The system is completely illogical.. Pay taxes on shares that they haven't even sold yet?
+Clare Cosgrove , you are getting something which is valued at a price and has to be taxed. That's how it works in every country I am familiar with (US, Ireland and Spain).
If the stock actually goes down later you can declare it as losses and deduct it from your taxes.
+Isaac Clerencia I suspect that the opportunity to declare a loss will be the case :-/
Agree on that Ron, the IPO might sell out quickly on buzz and excess institutional cash reserves, but the stock valuation they're aiming for would need ridiculous rates of revenue growth to make any sense. If these shares are really to be worth $30, Facebook is going to have to figure out how to double ad sales ASAP.
potentially similar situation to every businessman who has a paper-profit at the end of the year. You get hit with a tax bill, whether there is any money left in the bank or not, sometimes paying taxes on receivables not yet collected.
Why don't they sell now?
Because capital gains are capital gains. Typically when you are in the pre-IPO phase, you cannot sell even if you want to because of SEC regulations (it's not like employees typically have access to options anyways during this period).
The best strategy is to hold out after the initial public offering. Ride the stock up as high as you dare (or until your options mature), sell, put part of the money into tax shelters and investments and use the rest to pay your capital gains tax. It's only 15% so its not like you cannot cash out and still make a tidy profit on money that you didn't actually work for.
If you are really crazy you could put the money back into the company that you work for. But honestly unless you are really into playing the market you are better served putting you money into a nice low risk long term retirement investment fund so you can keep uncle sam's hands off of it. Because when the government has too much unaccounted for money they just run off and create wars and spend money on robots that kill things. **But I digress.**
Social media to date has been a poor investment due to the relatively quick turnover rates in the public's interest in any single social media technology. Facebook has lasted longer than Friendster, Tribe, Myspace [and Twitter} and a dozen other networks could have imagined. But people are fickle and some new shiny social network will arise and dethrone Facebook eventually.
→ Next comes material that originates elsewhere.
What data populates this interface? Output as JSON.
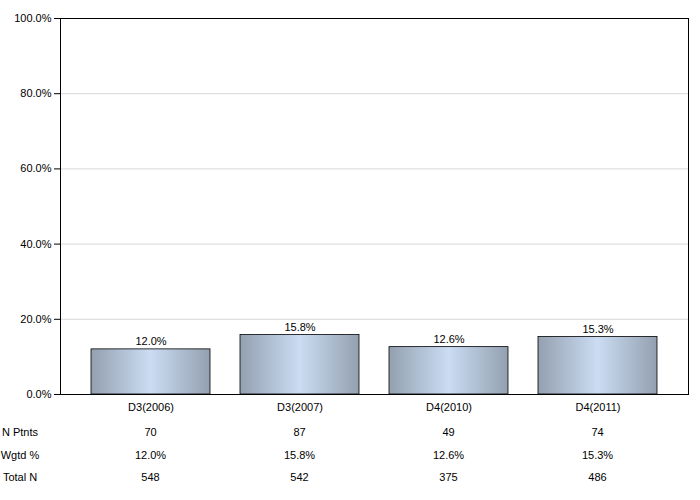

For the record. Facebook makes some money from ads. But the fastest growing part of their revenue stream is coming from selling users information / demographics to private industry. Those privacy settings are only for user to user, they have no impact on the back end access to the data that Facebook sells. Access that costs the company I work for about $16,000 per month. That data is only valuable because Facebook is the largest demographics / social modelling player on the market right now and because people are so willing to give it up.
Thank you +Diesel Lucas this was great read.